-To me, summer in New York City is like going through puberty. Beforehand, you’re both apprehensive and excited about what lies ahead. Then, you don’t even realize it’s underway until halfway through when you start breaking out and can’t stop thinking about girls. And when it’s all over, your memory of what actually happened is fuzzy, the frequent awkward moments replaced forever in your mind with sporadic instances of glory. The summer is a time when twentysomethings are on a voracious prowl for all things new – that bigger apartment, that sweeter job and, of course, that next piece of ass. Hell, it’s August and even Kobe Bryant and Harry Potter can’t keep their hands to themselves. Summer of Love? No way. It’s the Summer of Lust.
-Guys on the streets of New York this summer are not looking or peeking or glancing or gazing at women, they are full-out gawking. I don’t know if it’s because we’re horny or because your thong is showing, but ladies, I’ll be the first to admit it – we have lost all semblance of self-control. If it wasn’t for the hordes of yellow-shirted Greenpeace volunteers clogging the sidewalks, I swear we’d be running around unchecked, accosting every blonde with a pulse and a low-riding terrycloth sweatsuit.

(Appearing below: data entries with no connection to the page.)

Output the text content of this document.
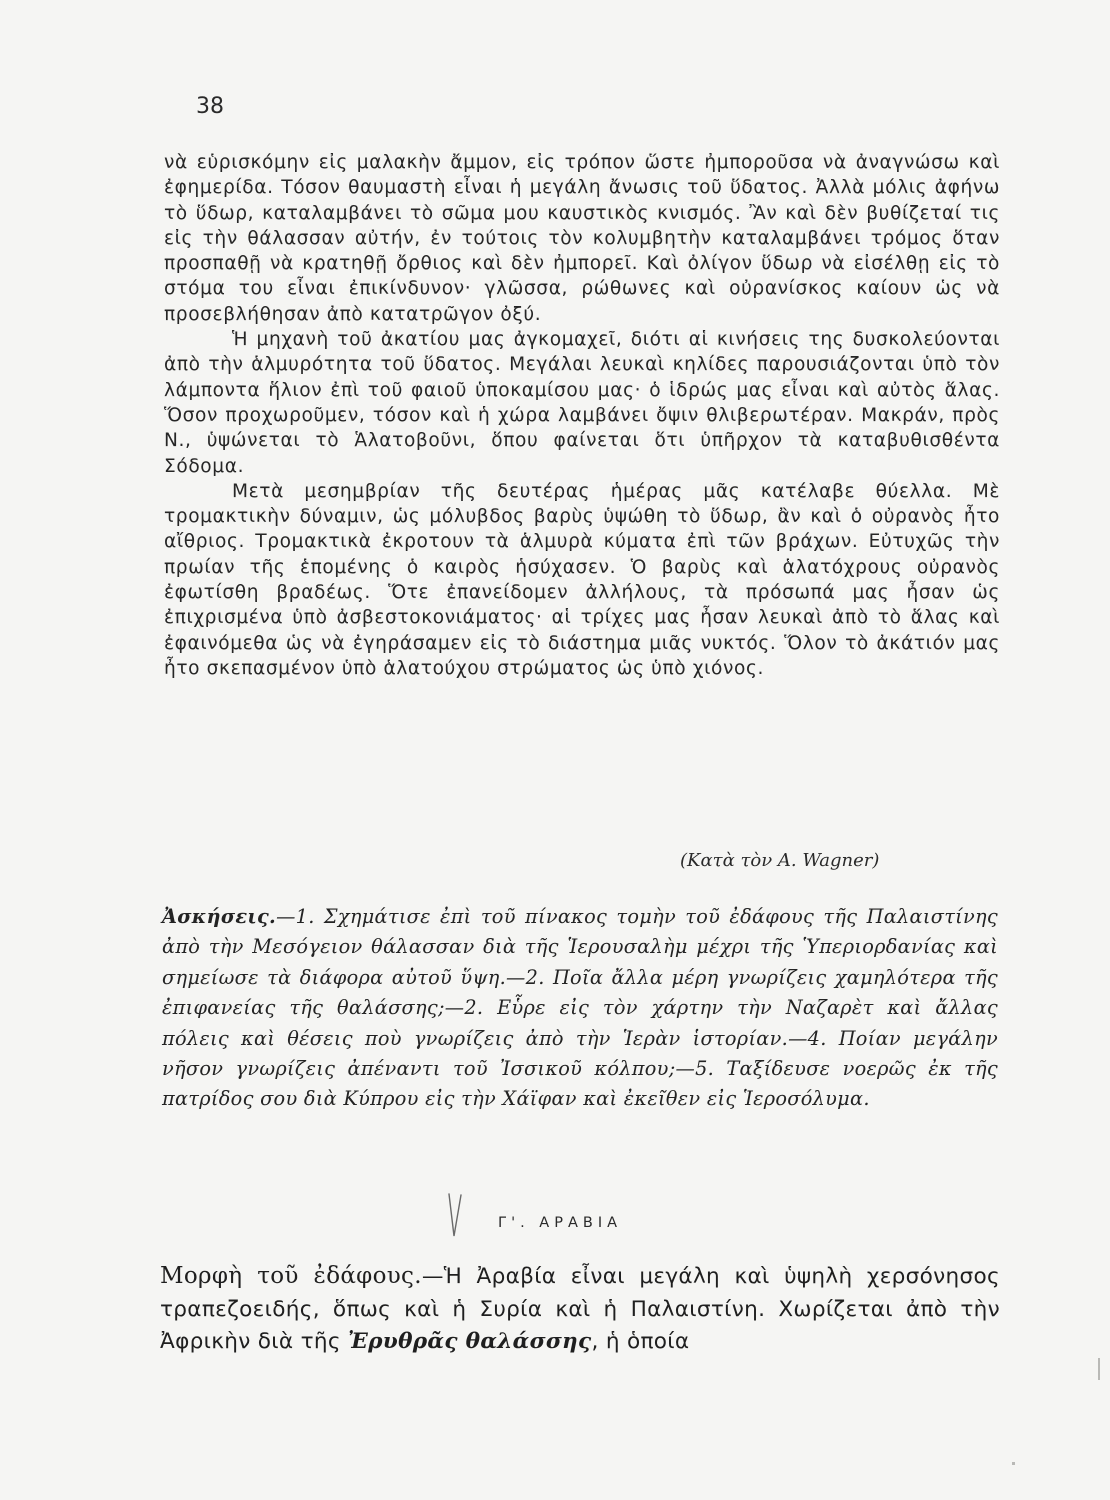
38

νὰ εὑρισκόμην εἰς μαλακὴν ἄμμον, εἰς τρόπον ὥστε ἠμποροῦσα νὰ ἀναγνώσω καὶ ἐφημερίδα. Τόσον θαυμαστὴ εἶναι ἡ μεγάλη ἄνωσις τοῦ ὕδατος. Ἀλλὰ μόλις ἀφήνω τὸ ὕδωρ, καταλαμβάνει τὸ σῶμα μου καυστικὸς κνισμός. Ἂν καὶ δὲν βυθίζεταί τις εἰς τὴν θάλασσαν αὐτήν, ἐν τούτοις τὸν κολυμβητὴν καταλαμβάνει τρόμος ὅταν προσπαθῇ νὰ κρατηθῇ ὄρθιος καὶ δὲν ἠμπορεῖ. Καὶ ὀλίγον ὕδωρ νὰ εἰσέλθῃ εἰς τὸ στόμα του εἶναι ἐπικίνδυνον· γλῶσσα, ρώθωνες καὶ οὐρανίσκος καίουν ὡς νὰ προσεβλήθησαν ἀπὸ κατατρῶγον ὀξύ.

Ἡ μηχανὴ τοῦ ἀκατίου μας ἀγκομαχεῖ, διότι αἱ κινήσεις της δυσκολεύονται ἀπὸ τὴν ἁλμυρότητα τοῦ ὕδατος. Μεγάλαι λευκαὶ κηλίδες παρουσιάζονται ὑπὸ τὸν λάμποντα ἥλιον ἐπὶ τοῦ φαιοῦ ὑποκαμίσου μας· ὁ ἱδρώς μας εἶναι καὶ αὐτὸς ἅλας. Ὅσον προχωροῦμεν, τόσον καὶ ἡ χώρα λαμβάνει ὄψιν θλιβερωτέραν. Μακράν, πρὸς Ν., ὑψώνεται τὸ Ἁλατοβοῦνι, ὅπου φαίνεται ὅτι ὑπῆρχον τὰ καταβυθισθέντα Σόδομα.

Μετὰ μεσημβρίαν τῆς δευτέρας ἡμέρας μᾶς κατέλαβε θύελλα. Μὲ τρομακτικὴν δύναμιν, ὡς μόλυβδος βαρὺς ὑψώθη τὸ ὕδωρ, ἂν καὶ ὁ οὐρανὸς ἦτο αἴθριος. Τρομακτικὰ ἐκροτουν τὰ ἁλμυρὰ κύματα ἐπὶ τῶν βράχων. Εὐτυχῶς τὴν πρωίαν τῆς ἑπομένης ὁ καιρὸς ἡσύχασεν. Ὁ βαρὺς καὶ ἁλατόχρους οὐρανὸς ἐφωτίσθη βραδέως. Ὅτε ἐπανείδομεν ἀλλήλους, τὰ πρόσωπά μας ἦσαν ὡς ἐπιχρισμένα ὑπὸ ἀσβεστοκονιάματος· αἱ τρίχες μας ἦσαν λευκαὶ ἀπὸ τὸ ἅλας καὶ ἐφαινόμεθα ὡς νὰ ἐγηράσαμεν εἰς τὸ διάστημα μιᾶς νυκτός. Ὅλον τὸ ἀκάτιόν μας ἦτο σκεπασμένον ὑπὸ ἁλατούχου στρώματος ὡς ὑπὸ χιόνος.

(Κατὰ τὸν Α. Wagner)
Ἀσκήσεις.—1. Σχημάτισε ἐπὶ τοῦ πίνακος τομὴν τοῦ ἐδάφους τῆς Παλαιστίνης ἀπὸ τὴν Μεσόγειον θάλασσαν διὰ τῆς Ἱερουσαλὴμ μέχρι τῆς Ὑπεριορδανίας καὶ σημείωσε τὰ διάφορα αὐτοῦ ὕψη.—2. Ποῖα ἄλλα μέρη γνωρίζεις χαμηλότερα τῆς ἐπιφανείας τῆς θαλάσσης;—2. Εὗρε εἰς τὸν χάρτην τὴν Ναζαρὲτ καὶ ἄλλας πόλεις καὶ θέσεις ποὺ γνωρίζεις ἀπὸ τὴν Ἱερὰν ἱστορίαν.—4. Ποίαν μεγάλην νῆσον γνωρίζεις ἀπέναντι τοῦ Ἰσσικοῦ κόλπου;—5. Ταξίδευσε νοερῶς ἐκ τῆς πατρίδος σου διὰ Κύπρου εἰς τὴν Χάϊφαν καὶ ἐκεῖθεν εἰς Ἱεροσόλυμα.
Γ'. ΑΡΑΒΙΑ
Μορφὴ τοῦ ἐδάφους.—Ἡ Ἀραβία εἶναι μεγάλη καὶ ὑψηλὴ χερσόνησος τραπεζοειδής, ὅπως καὶ ἡ Συρία καὶ ἡ Παλαιστίνη. Χωρίζεται ἀπὸ τὴν Ἀφρικὴν διὰ τῆς Ἐρυθρᾶς θαλάσσης, ἡ ὁποία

-Meeting women this summer has taken on an additional twist. The fact that college kids two years younger than me just graduated, combined with the fact that there are tons of summer interns in the city right now has produced one very weird experience: hanging out with my friends’ younger sisters. The situation is always the same. I’ll be hanging out a bar and I’ll meet a cute girl that looks vaguely familiar. She seems to know me yet I can’t figure it out. Then the kicker: “Oh I’m Mike’s sister, I met you when I visited the fraternity house four years ago.” I immediately think, “Oh shit,” then excuse myself, throw cold water on my face and get the hell out of there!
-There have been some marked changes in the New York nightlife scene over the past few months. For instance, the new “in” spot at the bar is no longer the VIP room in the back or the tables near the front. No, the new “in” spot is actually outside the bar and around the corner, where flocks of hopelessly addicted chain-smokers huddle in deference to the new smoking ban. The landscape has changed such that by taking a brief cab ride down Park Avenue South, you can actually tell which lounges are most happening by the size of the nearby smoke cloud. It’s pretty pathetic.